Measures for which we would like such an algorithm but don't have include:

JSM, the square root of the JSD Bhattacharyya distance Bhattacharyya metric Hellinger distance

LSH functions

L1 nearest-neighbors can be found with Cauchy sampling and p-stable distributions. L2 uses Gaussian sampling + p-stable distributions.

Hellinger, JSD, LLR, and UWLLR nearest neighbors can be found using Hellinger/JSD LSH function, which is itself a reduction to the L2 nearest neighbors for the square roots of the probability vectors.
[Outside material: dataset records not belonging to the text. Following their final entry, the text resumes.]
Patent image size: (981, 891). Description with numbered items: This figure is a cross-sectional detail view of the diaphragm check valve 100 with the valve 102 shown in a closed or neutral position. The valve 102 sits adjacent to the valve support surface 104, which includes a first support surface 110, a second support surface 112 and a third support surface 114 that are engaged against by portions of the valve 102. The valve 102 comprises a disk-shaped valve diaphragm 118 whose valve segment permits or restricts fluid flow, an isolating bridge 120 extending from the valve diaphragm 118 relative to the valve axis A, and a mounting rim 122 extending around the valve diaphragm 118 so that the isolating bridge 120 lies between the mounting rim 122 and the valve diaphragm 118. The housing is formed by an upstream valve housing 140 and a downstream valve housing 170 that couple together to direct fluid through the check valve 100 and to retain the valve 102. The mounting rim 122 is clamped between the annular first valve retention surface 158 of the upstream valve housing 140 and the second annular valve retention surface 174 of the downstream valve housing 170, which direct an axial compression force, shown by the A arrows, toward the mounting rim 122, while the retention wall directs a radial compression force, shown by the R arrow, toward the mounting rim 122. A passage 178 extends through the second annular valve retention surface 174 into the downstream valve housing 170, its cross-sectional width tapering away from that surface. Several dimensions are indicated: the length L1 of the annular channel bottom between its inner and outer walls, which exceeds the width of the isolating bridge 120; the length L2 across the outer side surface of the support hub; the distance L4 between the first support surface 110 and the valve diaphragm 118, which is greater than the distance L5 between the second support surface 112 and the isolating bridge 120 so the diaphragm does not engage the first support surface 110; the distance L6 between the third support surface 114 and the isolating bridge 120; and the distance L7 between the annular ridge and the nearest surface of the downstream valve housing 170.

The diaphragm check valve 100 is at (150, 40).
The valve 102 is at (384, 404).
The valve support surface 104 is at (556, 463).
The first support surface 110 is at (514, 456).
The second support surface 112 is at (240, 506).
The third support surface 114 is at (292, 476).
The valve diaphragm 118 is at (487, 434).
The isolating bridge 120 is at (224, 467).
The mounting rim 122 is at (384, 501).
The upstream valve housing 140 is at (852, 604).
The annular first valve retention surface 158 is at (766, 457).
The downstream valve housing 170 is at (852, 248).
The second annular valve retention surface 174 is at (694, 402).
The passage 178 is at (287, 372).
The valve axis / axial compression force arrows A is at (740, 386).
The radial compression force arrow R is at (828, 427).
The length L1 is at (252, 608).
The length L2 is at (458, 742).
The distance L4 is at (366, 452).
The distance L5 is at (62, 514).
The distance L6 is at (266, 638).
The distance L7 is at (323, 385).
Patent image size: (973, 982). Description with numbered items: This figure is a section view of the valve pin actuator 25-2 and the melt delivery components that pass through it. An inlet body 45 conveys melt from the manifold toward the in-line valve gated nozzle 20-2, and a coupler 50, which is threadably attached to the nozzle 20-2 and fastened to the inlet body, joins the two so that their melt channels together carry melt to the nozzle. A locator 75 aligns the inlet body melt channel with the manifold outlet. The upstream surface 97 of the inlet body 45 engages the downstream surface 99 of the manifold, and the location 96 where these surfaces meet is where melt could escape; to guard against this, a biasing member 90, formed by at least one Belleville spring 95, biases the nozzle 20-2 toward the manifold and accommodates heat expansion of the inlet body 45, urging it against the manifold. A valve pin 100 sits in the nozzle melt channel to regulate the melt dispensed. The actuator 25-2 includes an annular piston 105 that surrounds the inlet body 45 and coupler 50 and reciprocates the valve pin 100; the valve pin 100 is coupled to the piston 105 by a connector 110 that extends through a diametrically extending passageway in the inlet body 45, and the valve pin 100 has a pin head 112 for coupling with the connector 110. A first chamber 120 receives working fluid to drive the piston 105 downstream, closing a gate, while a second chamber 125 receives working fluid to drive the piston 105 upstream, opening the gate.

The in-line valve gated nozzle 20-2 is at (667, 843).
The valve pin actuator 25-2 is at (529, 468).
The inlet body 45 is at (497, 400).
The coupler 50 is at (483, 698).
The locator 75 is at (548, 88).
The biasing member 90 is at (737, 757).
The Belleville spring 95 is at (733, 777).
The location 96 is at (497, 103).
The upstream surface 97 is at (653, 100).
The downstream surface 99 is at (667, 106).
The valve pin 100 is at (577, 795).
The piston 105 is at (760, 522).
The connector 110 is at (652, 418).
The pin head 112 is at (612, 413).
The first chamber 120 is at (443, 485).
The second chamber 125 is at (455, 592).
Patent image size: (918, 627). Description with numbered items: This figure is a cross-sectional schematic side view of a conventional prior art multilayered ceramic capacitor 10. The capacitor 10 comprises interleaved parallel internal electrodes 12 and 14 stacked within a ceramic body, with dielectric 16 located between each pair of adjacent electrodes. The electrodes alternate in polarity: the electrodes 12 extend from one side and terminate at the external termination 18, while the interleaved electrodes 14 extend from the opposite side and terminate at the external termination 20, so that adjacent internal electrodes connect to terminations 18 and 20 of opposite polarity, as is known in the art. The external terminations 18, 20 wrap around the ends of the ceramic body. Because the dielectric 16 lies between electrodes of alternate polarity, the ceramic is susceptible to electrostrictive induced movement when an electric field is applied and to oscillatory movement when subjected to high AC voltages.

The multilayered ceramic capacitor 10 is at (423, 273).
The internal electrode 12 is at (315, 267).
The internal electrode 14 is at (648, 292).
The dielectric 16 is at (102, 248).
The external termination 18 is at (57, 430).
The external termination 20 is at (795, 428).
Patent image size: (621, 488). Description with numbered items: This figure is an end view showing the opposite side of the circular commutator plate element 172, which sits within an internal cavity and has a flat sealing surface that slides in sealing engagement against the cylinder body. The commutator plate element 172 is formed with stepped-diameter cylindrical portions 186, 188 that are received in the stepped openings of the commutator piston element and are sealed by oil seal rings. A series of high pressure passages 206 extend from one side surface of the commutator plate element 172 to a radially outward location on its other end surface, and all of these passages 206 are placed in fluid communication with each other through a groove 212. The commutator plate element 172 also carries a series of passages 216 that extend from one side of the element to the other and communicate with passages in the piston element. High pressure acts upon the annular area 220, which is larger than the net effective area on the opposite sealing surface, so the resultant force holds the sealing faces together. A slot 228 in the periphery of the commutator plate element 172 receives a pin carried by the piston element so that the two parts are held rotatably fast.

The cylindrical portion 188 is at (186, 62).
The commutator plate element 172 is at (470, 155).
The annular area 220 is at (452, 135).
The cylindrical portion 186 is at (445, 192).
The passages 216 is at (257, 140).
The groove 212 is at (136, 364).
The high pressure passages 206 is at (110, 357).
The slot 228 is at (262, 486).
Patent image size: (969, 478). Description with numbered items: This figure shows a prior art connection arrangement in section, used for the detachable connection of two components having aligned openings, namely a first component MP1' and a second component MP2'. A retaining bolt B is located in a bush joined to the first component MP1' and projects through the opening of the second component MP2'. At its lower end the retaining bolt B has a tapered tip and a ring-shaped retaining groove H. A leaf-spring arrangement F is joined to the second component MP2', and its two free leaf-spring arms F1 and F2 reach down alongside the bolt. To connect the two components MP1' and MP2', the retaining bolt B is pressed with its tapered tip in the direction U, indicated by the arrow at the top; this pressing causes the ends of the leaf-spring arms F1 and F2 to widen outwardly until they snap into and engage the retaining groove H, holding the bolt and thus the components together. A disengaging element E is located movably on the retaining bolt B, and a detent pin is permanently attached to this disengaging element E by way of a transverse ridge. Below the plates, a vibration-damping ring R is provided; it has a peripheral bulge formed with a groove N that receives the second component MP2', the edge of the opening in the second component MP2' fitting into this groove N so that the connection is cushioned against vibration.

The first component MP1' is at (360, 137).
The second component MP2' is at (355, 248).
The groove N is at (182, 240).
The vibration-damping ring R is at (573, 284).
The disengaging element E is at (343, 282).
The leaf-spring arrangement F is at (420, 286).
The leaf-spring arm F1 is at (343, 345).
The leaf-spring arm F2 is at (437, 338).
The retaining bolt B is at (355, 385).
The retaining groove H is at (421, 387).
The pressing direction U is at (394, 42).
Because of the relations between TVD, JSD, and Hellinger, techniques that work for one often work for another.

http://eduardovalle.com/wordpress/wp-content/uploads/2014/10/silva14sisapLargeScaleMetricLSH.pdf provides techniques for non-metrics; additionally, their use of kmeans++ for nearest neighbor lookup comparisons suggests that there may be a way to use importance sampling via D2 sampling as a hack around a proper LSH table.

Measures not supporting EM (JSM, Bhattacharyya metric, or Hellinger) can still be clustered using density-based or linkage-based methods.

Maintaining an efficient, accurate nearest-neighbor structure enables cheap large-scale clustering for most of these.